End your New Year’s celebration with a free ride home

(Creative Commons photo by frankieleon)
(Creative Commons photo by frankieleon)

New Year’s Eve revelers can get a free taxi ride home Thursday night. The Juneau/Lynn Canal CHARR has spent about $100,000 since 2005 on the Safe Ride Home Program.

About 26 vehicles will pick people up from 14 participating establishments.

“If you’re downtown where the majority of our establishments are, we’re going to have cabs and vans with green flashing lights and signs that say ‘Free Cab Ride’. Get in one of those cabs or vans and they will take you home,” said Leeann Thomas, owner of the Triangle Club Bar and a member of Juneau/Lynn Canal Cabaret, Hotel, Restaurant and Retailers Association.
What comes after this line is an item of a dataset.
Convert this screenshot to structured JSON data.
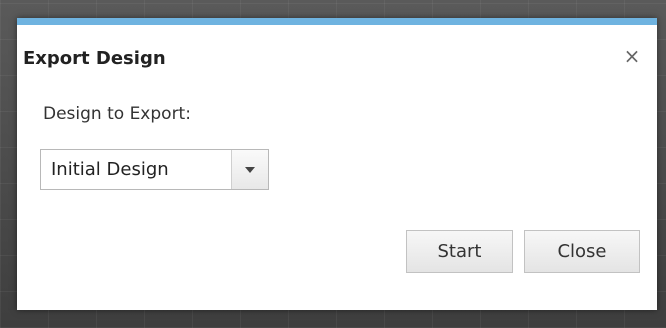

Free rides will also be provided from locations in Douglas and the Mendenhall Valley.

The program has grown over the years. When it first started on New Year’s Eve 2005, Safe Ride provided about 440 free lifts home.

“Last year on New Year’s, we did 727 rides so we would love to do 1,000 rides this New Year’s, but if we’re above 727 rides, we’re going to be happy,” Thomas said.

Free rides home are available from 9 p.m. to 3 a.m. If you can’t find a taxi or van with a flashing green light, ask a bartender or server at a participating establishment to call one for you.

For those unable to utilize the Safe Ride program, Juneau Police Lt. David Campbell advises people to plan ahead for a designated driver or call a taxi.

He also says to use common sense around fireworks. The use of fireworks is legal in Juneau, but Campbell said how they’re used could violate other laws, like disturbing the peace.

“If a person is on their back porch and they’re lighting off really loud fireworks in a densely populated area, there’s a good chance they’re probably disturbing somebody. If they’re doing it out the road and there isn’t really anybody around, then the likelihood of you disturbing someone is going to be a lot less,” Campbell said.

Historically, JPD receives many reports of fireworks on New Year’s Eve, which officers do respond to.

The department will have up to nine officers on duty; usually only four work on a Thursday evening.